The Mayors of a number of UK cities have joined together to urge the government to be more welcoming to overseas students.
In a joint letter sent to the Migration Advisory Committee, the independent agency which advises the Government on migration issues, the Mayors ask the British Government to rethink its policies on international students. They want overseas students to be viewed as an important contributing factor to the economy, trade and international relations in the future.
Last year, the number of overseas students coming to the UK to study rose by just under 1 per cent. In total, 442,755 overseas students arrived to study in the UK in the 2016/2017 academic year.
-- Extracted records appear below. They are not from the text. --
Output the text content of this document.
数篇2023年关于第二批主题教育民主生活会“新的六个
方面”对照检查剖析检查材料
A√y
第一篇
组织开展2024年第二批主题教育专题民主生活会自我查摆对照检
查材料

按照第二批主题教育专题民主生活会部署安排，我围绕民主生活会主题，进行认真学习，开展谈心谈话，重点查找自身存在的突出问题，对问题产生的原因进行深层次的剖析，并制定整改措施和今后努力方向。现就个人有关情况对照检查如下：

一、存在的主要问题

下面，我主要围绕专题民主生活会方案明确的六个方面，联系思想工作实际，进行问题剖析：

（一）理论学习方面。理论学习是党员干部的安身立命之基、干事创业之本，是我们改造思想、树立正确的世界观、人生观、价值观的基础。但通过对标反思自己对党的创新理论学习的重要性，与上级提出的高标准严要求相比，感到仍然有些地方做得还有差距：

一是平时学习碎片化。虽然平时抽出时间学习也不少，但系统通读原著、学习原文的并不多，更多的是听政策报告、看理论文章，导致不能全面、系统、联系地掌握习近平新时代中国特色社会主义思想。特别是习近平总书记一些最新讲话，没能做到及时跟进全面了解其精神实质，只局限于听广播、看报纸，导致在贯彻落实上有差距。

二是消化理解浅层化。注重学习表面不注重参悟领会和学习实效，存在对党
However, in the wake of 2016’s Brexit vote, there was a slowdown in the number of students arriving from the EU. This slowdown is expected to continue as the UK prepares to leave the EU.
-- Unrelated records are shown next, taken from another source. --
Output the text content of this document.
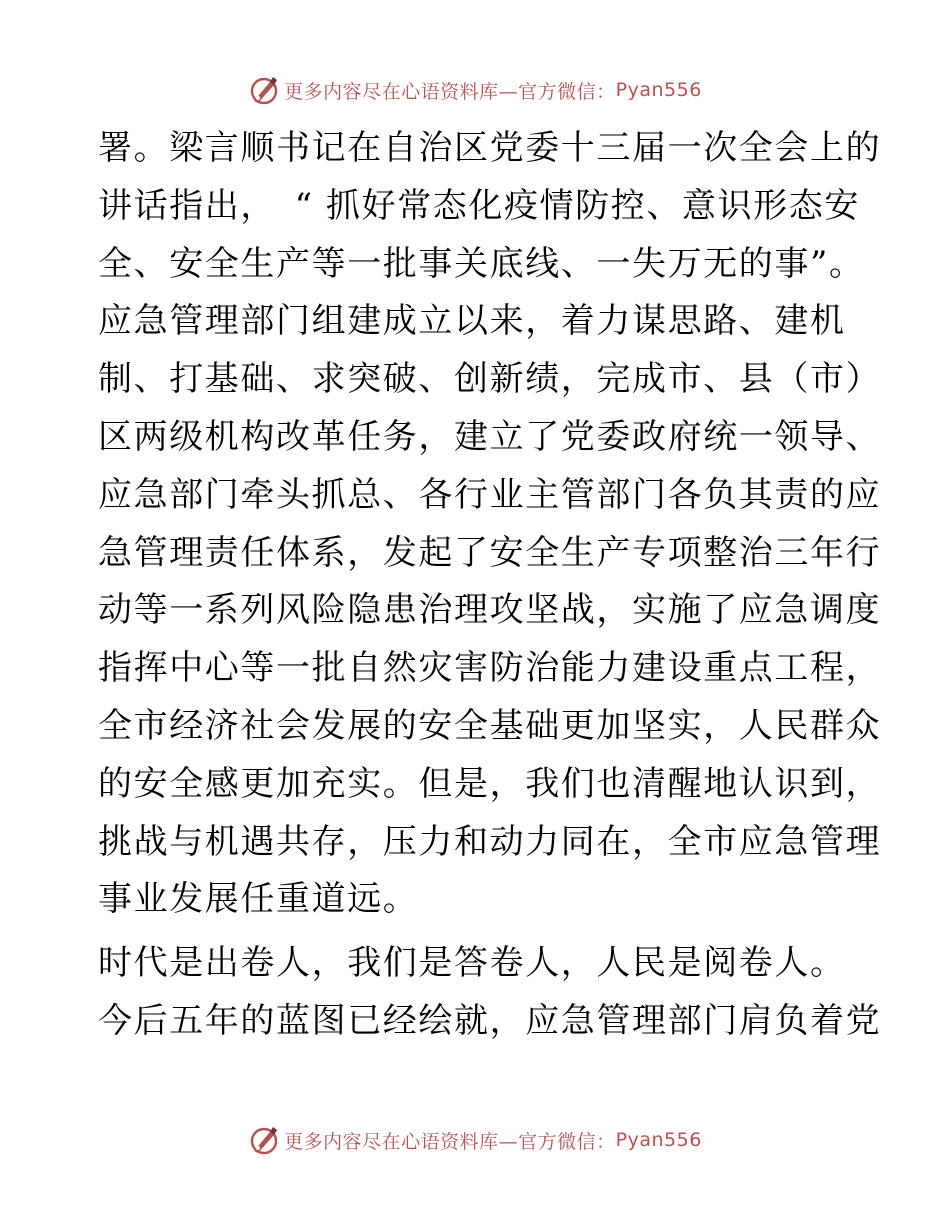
更多内容尽在心语资料库—官方微信： Pyan556
署。梁言顺书记在自治区党委十三届一次全会上的
讲话指出，　“ 抓好常态化疫情防控、意识形态安
全、安全生产等一批事关底线、一失万无的事”。
应急管理部门组建成立以来，着力谋思路、建机
制、打基础、求突破、创新绩，完成市、县（市）
区两级机构改革任务，建立了党委政府统一领导、
应急部门牵头抓总、各行业主管部门各负其责的应
急管理责任体系，发起了安全生产专项整治三年行
动等一系列风险隐患治理攻坚战，实施了应急调度
指挥中心等一批自然灾害防治能力建设重点工程，
全市经济社会发展的安全基础更加坚实，人民群众
的安全感更加充实。但是，我们也清醒地认识到，
挑战与机遇共存，压力和动力同在，全市应急管理
事业发展任重道远。
时代是出卷人，我们是答卷人，人民是阅卷人。
今后五年的蓝图已经绘就，应急管理部门肩负着党
更多内容尽在心语资料库—官方微信： Pyan556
“As the UK prepares to leave the EU, it is important that any future immigration system acknowledges the vital contribution international students make to regional jobs and growth. This includes projecting a more open and welcoming message for international students,” the letter says.
The Mayors of Cambridgeshire, Greater Manchester, London, Liverpool, the West Midlands, and Tees Valley are those who have joined forces to encourage the government to be more welcoming to students.
Recent research from think tank the Higher Education Policy Institute says that each year’s intake of overseas students brought £22.6 billion worth of benefits to the economy while imposing only £2.3 billion costs on the public sector.
Sheffield, Manchester and Liverpool were among the biggest economic beneficiaries of international students.